Yargıtay Kararı 3. Hukuk Dairesi 2011/11722 E. 2011/11674 K. 05.07.2011 T.

YARGITAY KARARI
DAİRE : 3. Hukuk Dairesi
ESAS NO : 2011/11722
KARAR NO : 2011/11674
KARAR TARİHİ : 05.07.2011

MAHKEMESİ :ASLİYE HUKUK MAHKEMESİ

Dava dilekçesinde şimdilik 6.000 TL ıslah ile 29.666.TL ecrimisilin yasal faiz ve masraflarla birlikte davalı taraftan tahsili istenilmiştir. Mahkemece davanın kısmen kabul, kısmen reddi cihetine gidilmiş, hüküm davalı tarafından temyiz edilmiştir.

Y A R G I T A Y K A R A R I
Temyiz isteminin süresi içinde olduğu anlaşıldıktan sonra dosyadaki bütün kağıtlar okunup gereği düşünüldü.
Davacılar vekili dilekçesinde, dava konusu taşınmazlar üzerinde tarafların iştirak halde malik olduklarını, davalının bu taşınmazları bizzat ya da kiraya vermek suretiyle işgal ettiğini beyan ederek şimdilik 6000 TL. ıslah ile 29666 TL. ecrimisilin yasal faizi ile birlikte davalıdan tahsiline karar verilmesini talep ve dava etmiştir.

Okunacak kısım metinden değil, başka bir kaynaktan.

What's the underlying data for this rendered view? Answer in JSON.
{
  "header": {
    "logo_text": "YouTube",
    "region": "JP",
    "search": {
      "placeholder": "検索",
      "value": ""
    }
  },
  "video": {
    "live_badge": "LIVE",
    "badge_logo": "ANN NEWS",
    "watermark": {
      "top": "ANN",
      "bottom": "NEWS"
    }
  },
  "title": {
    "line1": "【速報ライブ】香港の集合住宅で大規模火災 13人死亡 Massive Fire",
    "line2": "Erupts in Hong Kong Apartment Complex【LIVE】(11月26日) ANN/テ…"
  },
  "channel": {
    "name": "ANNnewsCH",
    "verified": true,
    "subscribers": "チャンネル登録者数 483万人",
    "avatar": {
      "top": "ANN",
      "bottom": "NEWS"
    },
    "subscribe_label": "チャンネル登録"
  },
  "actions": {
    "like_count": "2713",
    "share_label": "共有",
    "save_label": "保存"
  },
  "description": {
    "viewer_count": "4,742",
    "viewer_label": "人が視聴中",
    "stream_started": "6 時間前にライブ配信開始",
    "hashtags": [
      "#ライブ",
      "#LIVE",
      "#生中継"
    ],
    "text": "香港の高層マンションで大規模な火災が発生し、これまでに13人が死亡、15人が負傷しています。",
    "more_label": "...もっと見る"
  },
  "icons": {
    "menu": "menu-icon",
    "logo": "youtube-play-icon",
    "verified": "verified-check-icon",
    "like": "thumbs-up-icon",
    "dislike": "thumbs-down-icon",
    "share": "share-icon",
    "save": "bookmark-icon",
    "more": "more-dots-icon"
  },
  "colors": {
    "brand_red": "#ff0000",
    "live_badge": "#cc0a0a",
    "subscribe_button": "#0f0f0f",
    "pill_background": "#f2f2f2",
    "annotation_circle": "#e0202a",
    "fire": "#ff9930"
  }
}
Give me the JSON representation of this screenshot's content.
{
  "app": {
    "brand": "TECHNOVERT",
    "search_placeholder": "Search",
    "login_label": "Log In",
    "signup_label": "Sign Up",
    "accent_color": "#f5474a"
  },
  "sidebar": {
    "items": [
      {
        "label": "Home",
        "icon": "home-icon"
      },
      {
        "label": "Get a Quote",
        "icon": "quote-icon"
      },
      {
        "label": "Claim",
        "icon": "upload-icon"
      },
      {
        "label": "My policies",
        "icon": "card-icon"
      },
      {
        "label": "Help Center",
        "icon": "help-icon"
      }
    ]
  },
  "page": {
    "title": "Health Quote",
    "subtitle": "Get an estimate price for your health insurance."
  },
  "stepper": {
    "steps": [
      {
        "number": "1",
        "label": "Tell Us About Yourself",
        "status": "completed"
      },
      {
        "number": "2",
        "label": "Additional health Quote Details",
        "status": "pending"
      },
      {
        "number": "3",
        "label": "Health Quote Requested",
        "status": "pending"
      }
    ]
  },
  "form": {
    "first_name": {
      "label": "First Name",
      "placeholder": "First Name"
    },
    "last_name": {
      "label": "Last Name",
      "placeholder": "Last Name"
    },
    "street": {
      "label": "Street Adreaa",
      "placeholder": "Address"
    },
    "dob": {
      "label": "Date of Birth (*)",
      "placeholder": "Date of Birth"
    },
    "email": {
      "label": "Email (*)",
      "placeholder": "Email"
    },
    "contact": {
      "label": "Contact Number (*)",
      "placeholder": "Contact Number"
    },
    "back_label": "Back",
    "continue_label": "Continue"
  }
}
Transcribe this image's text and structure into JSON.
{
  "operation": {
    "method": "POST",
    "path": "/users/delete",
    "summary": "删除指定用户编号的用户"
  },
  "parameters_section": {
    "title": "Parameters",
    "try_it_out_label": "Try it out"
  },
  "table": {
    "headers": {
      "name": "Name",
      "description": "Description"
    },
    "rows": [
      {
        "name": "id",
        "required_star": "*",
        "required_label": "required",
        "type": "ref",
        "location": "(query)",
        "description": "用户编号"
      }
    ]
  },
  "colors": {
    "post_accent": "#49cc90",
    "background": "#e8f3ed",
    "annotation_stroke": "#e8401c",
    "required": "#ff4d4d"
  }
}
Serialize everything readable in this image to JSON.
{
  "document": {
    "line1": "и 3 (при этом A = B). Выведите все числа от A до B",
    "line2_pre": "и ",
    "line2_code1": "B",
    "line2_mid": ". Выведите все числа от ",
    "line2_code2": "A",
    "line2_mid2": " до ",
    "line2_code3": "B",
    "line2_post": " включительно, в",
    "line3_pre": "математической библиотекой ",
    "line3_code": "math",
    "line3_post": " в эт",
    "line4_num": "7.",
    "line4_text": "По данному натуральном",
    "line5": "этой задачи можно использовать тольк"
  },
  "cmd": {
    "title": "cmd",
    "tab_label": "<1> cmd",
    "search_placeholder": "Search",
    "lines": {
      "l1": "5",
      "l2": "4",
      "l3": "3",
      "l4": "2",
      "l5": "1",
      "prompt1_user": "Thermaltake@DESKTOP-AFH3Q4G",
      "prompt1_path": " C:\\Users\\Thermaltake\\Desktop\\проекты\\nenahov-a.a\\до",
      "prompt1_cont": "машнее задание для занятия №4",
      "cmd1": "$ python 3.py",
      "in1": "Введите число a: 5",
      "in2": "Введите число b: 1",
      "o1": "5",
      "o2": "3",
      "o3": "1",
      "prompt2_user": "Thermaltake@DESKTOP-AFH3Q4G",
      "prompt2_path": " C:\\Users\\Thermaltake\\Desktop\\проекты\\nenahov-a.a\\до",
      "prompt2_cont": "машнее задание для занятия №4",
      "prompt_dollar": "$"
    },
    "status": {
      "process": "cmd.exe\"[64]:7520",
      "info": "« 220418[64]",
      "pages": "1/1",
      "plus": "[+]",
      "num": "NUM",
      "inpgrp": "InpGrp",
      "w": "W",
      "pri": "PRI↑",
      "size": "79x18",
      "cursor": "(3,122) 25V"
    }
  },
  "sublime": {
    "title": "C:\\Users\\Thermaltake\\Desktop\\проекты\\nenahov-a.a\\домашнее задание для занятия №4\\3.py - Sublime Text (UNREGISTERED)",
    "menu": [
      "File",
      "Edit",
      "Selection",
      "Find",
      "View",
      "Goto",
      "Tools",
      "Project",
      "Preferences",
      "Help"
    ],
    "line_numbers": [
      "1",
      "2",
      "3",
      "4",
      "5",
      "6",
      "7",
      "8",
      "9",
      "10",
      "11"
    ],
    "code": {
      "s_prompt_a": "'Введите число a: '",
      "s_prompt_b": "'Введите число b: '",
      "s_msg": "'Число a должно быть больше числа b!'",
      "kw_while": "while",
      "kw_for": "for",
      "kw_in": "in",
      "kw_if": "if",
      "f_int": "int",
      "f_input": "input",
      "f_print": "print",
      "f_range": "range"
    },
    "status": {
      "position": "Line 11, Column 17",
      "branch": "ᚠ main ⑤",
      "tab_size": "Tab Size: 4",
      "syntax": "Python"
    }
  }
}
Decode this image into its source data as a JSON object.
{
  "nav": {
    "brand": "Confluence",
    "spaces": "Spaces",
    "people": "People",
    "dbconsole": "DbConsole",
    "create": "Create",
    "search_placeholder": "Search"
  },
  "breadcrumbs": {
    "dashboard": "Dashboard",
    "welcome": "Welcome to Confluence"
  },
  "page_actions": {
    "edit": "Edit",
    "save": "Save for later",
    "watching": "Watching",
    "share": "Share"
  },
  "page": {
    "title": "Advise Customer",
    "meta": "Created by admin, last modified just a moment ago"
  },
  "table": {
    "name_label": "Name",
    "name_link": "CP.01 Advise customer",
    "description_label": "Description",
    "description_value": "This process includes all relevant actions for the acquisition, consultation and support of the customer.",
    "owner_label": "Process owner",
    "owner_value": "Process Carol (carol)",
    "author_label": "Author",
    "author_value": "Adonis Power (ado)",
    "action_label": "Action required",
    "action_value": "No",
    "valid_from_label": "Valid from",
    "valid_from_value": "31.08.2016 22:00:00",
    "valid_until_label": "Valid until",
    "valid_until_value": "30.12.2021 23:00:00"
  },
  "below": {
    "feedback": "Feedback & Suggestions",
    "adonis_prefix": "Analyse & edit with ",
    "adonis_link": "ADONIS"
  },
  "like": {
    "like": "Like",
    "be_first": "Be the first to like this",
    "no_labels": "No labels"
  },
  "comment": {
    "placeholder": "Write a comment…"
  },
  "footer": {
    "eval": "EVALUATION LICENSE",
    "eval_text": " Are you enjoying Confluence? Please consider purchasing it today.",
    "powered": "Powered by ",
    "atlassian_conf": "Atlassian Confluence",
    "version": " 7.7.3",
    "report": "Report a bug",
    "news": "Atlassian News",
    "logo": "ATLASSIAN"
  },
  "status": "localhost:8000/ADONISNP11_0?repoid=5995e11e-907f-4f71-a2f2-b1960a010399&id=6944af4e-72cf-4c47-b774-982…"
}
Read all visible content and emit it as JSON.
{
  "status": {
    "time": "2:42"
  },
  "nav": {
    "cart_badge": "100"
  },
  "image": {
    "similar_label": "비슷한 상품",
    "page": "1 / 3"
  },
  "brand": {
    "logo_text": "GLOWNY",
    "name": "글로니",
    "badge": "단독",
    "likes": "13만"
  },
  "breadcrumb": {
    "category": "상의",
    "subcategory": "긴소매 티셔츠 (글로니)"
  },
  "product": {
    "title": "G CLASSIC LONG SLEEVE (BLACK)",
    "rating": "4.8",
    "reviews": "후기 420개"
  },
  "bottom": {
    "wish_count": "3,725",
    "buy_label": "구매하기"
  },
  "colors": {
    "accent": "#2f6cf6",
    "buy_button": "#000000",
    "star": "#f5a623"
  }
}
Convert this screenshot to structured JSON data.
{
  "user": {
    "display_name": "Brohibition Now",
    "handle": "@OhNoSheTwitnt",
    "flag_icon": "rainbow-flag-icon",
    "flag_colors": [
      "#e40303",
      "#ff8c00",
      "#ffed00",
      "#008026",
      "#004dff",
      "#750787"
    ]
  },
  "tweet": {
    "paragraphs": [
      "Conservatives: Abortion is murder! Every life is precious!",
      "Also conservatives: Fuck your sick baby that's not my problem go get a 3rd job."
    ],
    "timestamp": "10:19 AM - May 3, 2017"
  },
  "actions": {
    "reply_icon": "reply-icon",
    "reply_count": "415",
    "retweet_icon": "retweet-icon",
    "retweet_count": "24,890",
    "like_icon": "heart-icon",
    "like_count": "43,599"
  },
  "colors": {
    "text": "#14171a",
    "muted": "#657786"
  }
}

Mahkemece,davanın kısmen kabul kısmen reddine karar verilmiş,karar davalı tarafından temyiz edilmiştir.
Dosyanın incelenmesinden, davalının aile konutu olarak tahsis edilen evde bizzat oturduğu, tarlalardan tarım yapmak suretiyle istifade ettiği ve Akdere’de bulunan taşınmazı ise kiraya vermek suretiyle kullandığı anlaşılmıştır.
Dava konusu taşınmazlardan kiraya verilmek suretiyle kullanılan taşınmazlara yönelik olarak (bu taşınmazda intifadan men şartı aranmayacağı için )verilen ecrimisil kararında bir isabetsizlik bulunmamaktadır.Diğer taşınmazlar yönünden verilen kararlar açısından ise; Müşterek mülkiyette ve iştirak halinde mülkiyette taşınmazı kullanan malikten diğer maliklerin ecrimisil isteyebilmesi için taşınmazdan yararlanma arzusunun karşı tarafa iletilmiş olması gerekir. Buna intifadan men şartı denilmektedir. Bu şart tanık dahil her türlü delille kanıtlanabilir. Ancak,bağ bahçe gibi doğal ürün veren veya başkalarına kiralanmak suretiyle medeni semere elde edilen taşınmazlarda ayrıcalıklı olarak intifadan men koşulu aranmaz.
Ayrıca dava konusu taşınmazlara ilişkin olarak ortaklığın giderilmesi davası açılmakla da ,bu şartın gerçekleşmiş sayıldığı yerleşmiş Yargıtay uygulamalarında kabul edilmektedir.
Somut olayda , dava konusu taşınmazlara ilişkin olarak davacılar tarafından davalı aleyhine 15.11.2006 tarihinde izalei şuyu davası açılmakla ,intifadan men şartı artık gerçekleşmiş sayılır.Ecrimisil davası ise 30.10.2006 tarihinde açılmıştır.Bu durumda davacı taraf ancak intifadan men şartının gerçekleştiği tarihten itibaren ecrimisil talebinde bulunabileceği için ,ecrimisil dava tarihinin de intifadan men şartının gerçekleştiği tarihten sonraki bir tarih olduğu için artık davacının ,davalının kullandığı tarlalar ve aile konutu olarak istifade ettiği taşınmaz için ecrimisil talep etme hakkı bulunmayacaktır.
Öyle ise mahkemece,yukarıdaki ilke ve esaslar gözetilerek yapılacak yargılama neticesinde hasıl olacak sonuca göre bir karar verilmesi gerekirken, yanılgılı değerlendirme sonucu yazılı şekilde hüküm tesisi bozmayı gerektirmiştir.
Bu itibarla yukarıda açıklanan esaslar gözönünde tutulmaksızın yazılı şekilde hüküm tesisi isabetsiz, temyiz itirazları bu nedenlerle yerinde olduğundan kabulü ile hükmün HUMK.nun 428. maddesi gereğince BOZULMASINA ve peşin alınan temyiz harcının istek halinde temyiz edene iadesine, 5.7.2011 tarihinde oybirliğiyle karar verildi.